The knowledge about the quark structure of protons and other hadrons (particles composed of quarks) is derived from a combination of experimental evidence and theoretical models, particularly the success of the quark model in explaining a wide range of experimental data.
While it is true that quarks have never been observed in isolation (a phenomenon known as quark confinement), there is compelling evidence for their existence and the quark model. Here are some key pieces of evidence:
Deep inelastic scattering: Experiments involving high-energy electron scattering off protons and neutrons have provided detailed information about their internal structure. These experiments revealed that the scattering patterns were consistent with the presence of point-like constituents within the protons and neutrons, which were later identified as quarks.
Particle collision experiments: Particle colliders, such as the Large Hadron Collider (LHC), accelerate particles to high energies and collide them. These collisions produce a variety of particles, including those containing quarks. The analysis of these collision products supports the existence of quarks and their interactions.

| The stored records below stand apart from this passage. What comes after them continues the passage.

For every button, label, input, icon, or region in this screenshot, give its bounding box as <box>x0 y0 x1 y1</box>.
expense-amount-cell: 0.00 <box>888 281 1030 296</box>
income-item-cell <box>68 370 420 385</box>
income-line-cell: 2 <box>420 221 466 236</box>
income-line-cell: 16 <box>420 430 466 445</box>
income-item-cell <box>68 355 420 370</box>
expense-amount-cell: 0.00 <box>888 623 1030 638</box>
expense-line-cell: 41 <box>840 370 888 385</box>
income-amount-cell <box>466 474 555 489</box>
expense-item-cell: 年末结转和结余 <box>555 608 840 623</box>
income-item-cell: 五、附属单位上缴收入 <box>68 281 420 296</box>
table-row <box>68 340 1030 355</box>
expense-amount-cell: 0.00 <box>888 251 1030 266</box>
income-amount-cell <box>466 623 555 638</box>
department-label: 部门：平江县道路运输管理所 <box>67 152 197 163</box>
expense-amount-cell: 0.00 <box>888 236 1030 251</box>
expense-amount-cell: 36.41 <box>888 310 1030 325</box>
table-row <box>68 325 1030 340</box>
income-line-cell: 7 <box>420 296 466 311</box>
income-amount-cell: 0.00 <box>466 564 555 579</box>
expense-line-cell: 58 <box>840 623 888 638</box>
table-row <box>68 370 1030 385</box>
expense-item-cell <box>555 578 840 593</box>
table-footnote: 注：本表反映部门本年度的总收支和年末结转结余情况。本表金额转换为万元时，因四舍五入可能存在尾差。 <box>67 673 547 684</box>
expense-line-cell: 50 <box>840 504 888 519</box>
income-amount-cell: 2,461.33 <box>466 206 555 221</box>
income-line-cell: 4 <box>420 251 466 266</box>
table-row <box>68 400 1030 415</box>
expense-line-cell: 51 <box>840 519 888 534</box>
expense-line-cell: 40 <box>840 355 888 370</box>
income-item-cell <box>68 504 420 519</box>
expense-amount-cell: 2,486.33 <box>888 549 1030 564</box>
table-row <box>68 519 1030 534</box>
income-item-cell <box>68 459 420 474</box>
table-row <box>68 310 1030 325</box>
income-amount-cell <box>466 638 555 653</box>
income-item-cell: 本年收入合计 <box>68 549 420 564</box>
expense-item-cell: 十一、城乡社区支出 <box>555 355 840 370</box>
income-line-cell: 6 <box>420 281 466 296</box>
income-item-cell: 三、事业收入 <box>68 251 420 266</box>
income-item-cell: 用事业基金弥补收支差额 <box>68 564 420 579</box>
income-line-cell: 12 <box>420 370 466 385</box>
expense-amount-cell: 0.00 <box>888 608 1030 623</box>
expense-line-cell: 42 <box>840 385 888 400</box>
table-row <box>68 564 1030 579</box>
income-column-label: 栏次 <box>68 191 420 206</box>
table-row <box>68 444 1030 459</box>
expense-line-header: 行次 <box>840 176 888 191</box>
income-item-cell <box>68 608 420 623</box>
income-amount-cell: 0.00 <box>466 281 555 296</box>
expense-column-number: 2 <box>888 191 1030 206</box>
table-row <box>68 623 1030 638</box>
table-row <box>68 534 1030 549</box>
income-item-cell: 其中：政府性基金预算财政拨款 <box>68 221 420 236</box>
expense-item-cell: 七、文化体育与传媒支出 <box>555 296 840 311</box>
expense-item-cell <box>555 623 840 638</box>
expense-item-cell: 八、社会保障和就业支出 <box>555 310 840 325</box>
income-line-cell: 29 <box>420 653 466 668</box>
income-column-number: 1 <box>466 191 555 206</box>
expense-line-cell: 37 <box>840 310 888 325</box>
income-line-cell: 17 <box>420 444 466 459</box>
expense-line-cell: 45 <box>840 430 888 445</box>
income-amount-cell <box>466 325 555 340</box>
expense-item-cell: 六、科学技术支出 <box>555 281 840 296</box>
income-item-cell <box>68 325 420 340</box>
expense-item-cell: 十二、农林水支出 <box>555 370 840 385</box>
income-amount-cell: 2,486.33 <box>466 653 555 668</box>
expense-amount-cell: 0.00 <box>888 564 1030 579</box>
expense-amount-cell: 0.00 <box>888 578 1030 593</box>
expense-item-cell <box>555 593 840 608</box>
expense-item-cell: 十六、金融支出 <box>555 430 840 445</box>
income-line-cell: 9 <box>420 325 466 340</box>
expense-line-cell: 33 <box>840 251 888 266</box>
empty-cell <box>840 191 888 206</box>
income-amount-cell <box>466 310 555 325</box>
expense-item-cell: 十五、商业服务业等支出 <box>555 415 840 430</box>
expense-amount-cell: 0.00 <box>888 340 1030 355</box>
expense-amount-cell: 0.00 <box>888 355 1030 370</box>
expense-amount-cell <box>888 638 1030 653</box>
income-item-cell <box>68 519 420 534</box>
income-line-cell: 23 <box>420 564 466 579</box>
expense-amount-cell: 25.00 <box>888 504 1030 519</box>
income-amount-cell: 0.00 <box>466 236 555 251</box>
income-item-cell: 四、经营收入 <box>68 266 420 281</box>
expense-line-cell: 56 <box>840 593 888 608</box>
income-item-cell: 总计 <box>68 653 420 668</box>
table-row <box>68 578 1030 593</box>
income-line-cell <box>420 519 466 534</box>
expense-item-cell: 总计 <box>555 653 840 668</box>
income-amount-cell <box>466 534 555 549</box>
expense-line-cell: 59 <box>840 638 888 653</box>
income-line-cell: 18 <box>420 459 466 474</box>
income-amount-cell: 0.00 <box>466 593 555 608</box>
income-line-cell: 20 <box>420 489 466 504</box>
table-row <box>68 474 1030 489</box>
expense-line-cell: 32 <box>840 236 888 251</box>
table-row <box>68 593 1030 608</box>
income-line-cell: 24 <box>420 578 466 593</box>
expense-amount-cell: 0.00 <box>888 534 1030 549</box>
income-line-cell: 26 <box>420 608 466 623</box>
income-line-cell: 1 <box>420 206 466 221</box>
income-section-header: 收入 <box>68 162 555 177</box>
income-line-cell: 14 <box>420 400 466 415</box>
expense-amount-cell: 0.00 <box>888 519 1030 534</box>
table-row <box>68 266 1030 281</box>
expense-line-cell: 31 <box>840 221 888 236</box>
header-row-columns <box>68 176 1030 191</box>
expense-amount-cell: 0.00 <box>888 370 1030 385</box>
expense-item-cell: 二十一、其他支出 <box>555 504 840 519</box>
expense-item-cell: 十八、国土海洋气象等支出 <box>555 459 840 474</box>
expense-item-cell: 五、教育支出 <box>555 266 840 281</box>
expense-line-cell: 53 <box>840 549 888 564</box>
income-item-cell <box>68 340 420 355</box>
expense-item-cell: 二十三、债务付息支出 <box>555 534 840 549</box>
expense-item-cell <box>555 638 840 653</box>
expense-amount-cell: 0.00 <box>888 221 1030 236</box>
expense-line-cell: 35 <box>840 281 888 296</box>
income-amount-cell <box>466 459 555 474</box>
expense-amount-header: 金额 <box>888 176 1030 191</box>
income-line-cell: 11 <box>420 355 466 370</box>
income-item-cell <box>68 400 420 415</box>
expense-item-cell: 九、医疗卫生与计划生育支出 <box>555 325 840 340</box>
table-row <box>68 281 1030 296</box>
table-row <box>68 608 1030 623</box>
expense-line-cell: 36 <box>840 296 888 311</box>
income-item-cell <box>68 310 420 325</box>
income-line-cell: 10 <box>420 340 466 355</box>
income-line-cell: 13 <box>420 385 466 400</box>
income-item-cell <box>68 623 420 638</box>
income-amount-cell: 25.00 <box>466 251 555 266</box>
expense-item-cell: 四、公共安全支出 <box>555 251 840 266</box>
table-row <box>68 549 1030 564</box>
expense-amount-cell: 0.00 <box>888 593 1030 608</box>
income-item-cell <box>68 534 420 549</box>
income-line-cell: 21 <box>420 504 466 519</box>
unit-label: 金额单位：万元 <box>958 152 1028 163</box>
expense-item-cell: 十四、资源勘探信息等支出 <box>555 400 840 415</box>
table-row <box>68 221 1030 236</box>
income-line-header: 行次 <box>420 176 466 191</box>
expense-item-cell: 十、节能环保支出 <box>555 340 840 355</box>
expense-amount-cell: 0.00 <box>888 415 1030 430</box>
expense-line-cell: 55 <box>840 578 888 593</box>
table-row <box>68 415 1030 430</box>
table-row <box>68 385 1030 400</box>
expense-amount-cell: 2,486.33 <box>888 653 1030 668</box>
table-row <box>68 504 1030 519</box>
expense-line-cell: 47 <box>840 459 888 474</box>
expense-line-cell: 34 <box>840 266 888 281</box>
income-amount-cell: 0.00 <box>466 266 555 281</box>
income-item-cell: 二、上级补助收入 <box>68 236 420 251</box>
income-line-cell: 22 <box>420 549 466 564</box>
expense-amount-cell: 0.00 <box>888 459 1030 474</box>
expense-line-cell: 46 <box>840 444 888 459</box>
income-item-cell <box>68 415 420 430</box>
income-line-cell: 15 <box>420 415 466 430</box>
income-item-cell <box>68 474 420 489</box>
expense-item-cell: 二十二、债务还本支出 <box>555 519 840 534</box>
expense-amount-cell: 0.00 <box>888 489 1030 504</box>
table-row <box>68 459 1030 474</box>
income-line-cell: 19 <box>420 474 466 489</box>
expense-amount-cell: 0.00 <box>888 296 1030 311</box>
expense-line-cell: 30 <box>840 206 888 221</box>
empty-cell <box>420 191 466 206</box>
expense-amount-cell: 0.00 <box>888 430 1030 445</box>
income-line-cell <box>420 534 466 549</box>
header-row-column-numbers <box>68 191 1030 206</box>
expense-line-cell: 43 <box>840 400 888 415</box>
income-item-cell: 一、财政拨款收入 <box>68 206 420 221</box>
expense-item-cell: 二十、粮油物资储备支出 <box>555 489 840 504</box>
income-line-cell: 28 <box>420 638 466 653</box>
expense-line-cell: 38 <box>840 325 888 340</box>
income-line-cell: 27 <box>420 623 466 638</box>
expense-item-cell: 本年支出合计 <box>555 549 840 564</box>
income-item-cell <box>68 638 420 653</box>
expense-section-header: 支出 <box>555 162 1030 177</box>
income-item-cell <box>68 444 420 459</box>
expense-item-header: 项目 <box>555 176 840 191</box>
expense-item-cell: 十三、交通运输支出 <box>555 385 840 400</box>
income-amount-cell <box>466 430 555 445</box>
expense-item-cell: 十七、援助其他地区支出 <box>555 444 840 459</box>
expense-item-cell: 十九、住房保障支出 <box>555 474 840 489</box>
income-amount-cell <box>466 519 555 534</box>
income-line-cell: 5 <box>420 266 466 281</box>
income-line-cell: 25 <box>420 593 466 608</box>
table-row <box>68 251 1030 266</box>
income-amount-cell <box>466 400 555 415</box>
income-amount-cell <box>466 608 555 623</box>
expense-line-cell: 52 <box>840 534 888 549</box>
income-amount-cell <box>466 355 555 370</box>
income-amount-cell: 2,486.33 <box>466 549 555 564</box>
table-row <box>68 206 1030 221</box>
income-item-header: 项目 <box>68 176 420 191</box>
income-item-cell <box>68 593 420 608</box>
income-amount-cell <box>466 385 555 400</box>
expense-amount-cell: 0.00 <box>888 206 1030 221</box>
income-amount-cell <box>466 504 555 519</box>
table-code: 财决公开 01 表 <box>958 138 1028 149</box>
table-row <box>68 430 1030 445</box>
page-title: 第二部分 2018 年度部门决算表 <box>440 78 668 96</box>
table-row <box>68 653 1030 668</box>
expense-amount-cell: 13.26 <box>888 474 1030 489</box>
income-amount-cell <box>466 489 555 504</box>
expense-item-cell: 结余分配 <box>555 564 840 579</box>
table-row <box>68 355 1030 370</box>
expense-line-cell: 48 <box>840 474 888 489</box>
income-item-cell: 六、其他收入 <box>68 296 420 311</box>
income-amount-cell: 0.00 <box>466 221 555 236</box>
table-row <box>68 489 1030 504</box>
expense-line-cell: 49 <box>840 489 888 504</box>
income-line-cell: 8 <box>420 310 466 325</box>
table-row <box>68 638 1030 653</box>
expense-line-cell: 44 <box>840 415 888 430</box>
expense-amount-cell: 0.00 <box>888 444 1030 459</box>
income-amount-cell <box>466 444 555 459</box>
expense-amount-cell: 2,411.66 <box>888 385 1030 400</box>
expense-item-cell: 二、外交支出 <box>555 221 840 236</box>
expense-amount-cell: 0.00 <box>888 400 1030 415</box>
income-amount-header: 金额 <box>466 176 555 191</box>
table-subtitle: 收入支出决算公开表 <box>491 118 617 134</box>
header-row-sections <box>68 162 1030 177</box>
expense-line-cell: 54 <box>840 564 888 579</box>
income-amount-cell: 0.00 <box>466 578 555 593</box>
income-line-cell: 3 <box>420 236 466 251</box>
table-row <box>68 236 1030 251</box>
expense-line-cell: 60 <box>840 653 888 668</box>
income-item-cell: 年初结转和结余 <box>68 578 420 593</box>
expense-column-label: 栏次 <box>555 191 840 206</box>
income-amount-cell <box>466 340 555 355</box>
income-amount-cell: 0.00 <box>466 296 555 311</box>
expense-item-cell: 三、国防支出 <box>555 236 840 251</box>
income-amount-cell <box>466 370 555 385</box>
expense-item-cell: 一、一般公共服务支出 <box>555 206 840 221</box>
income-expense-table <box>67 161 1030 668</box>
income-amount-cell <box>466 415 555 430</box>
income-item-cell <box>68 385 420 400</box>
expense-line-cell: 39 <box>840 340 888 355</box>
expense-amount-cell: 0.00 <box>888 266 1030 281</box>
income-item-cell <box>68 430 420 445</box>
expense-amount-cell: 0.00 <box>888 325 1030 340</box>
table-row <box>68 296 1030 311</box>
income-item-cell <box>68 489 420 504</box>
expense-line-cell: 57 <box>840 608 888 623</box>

Quark counting rules: The observed pattern of particle production in high-energy collisions follows specific "quark counting rules," where the number of produced particles is related to the number of quarks involved. These counting rules align with the predictions of the quark model.
Hadron spectroscopy: The study of the properties of hadrons, including their masses, spin, and decay patterns, has provided substantial evidence for the quark model. The observed properties can be explained by combining the properties of the constituent quarks within the hadrons.
Furthermore, theoretical developments, such as quantum chromodynamics (QCD), provide a framework for understanding the strong interaction that binds quarks together within hadrons. QCD is a fundamental theory describing the strong nuclear force and predicts the existence of quarks and their behavior within hadrons, despite their confinement.
While quarks cannot be isolated individually due to confinement, their collective properties and their impact on the behavior of hadrons can be inferred from experimental observations and theoretical models. The consistency between experimental results, theoretical predictions, and the success of the quark model in explaining a wide range of phenomena strongly supports the conclusion that protons and other hadrons are indeed composed of three quarks.